Everything Paul has written since his opening words of thanks has been focused on the godly conduct of the Colossians. He has thanked God for their faith and love, and he has prayed for spiritual wisdom for them so they can live a life worthy of the Lord, whilst patiently enduring trials. The purpose of his “hymn to Christ” is that they may remain established in Him. He now concludes with a wonderful summary of the essence of Christian ministry: the what, the why and the how.
The what of ministry? As verse 28 says, “[Jesus] is the one we proclaim”. Our message to the world is not “Make Poverty History,” nor “Become a Better You”. Our only message to the world is: “Christ in you, the hope of glory”. And thus we warn and teach. We warn people because our, and their, lives must change from wilful rebellion to godly submission. And we teach one another because our ways of thinking must move from being self-centred to God-centred.
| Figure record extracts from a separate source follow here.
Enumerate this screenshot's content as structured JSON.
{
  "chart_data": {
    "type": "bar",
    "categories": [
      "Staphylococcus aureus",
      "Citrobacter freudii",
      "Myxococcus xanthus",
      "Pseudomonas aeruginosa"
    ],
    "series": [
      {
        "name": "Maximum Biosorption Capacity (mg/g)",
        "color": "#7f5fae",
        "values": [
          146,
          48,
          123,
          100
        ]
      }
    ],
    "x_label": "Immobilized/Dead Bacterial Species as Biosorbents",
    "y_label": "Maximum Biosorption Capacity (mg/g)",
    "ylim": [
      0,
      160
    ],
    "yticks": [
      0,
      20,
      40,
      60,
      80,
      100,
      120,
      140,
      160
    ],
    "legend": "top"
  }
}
Why? So we can be spiritually mature. Paul has already said that the purpose of Christ’s death was to present us holy in God’s sight, without blemish (Colossians 1:22). If I am going to be without blemish then I need to have my blemishes removed. If you have ever had blemishes removed from your skin, then you will know it is painful. But a little pain is worth it to look beautiful. That is exactly what Paul is doing. I do not want to hear sermons that just make me feel good about myself, I need preachers to turn the searchlight of God’s Word on my pride, my foolish words, and my selfish desires. God’s Word and Spirit have to burn them off to make me to become pleasing in His sight.
How does Paul—and every other teacher—achieve this goal? Through hard work. Paul writes that he labours agonisingly with God’s strength by which he is powerfully strengthened (v. 29). Paul sweats and strains to bring the believers to maturity in Christ. Yet all the while, it is the God of all power who is mightily enabling him. And me. And you.
What are the kinds of things that we should be warning people against? Why does the New Testament give such an important emphasis to teaching in the church?
Why is the work of ministry so hard?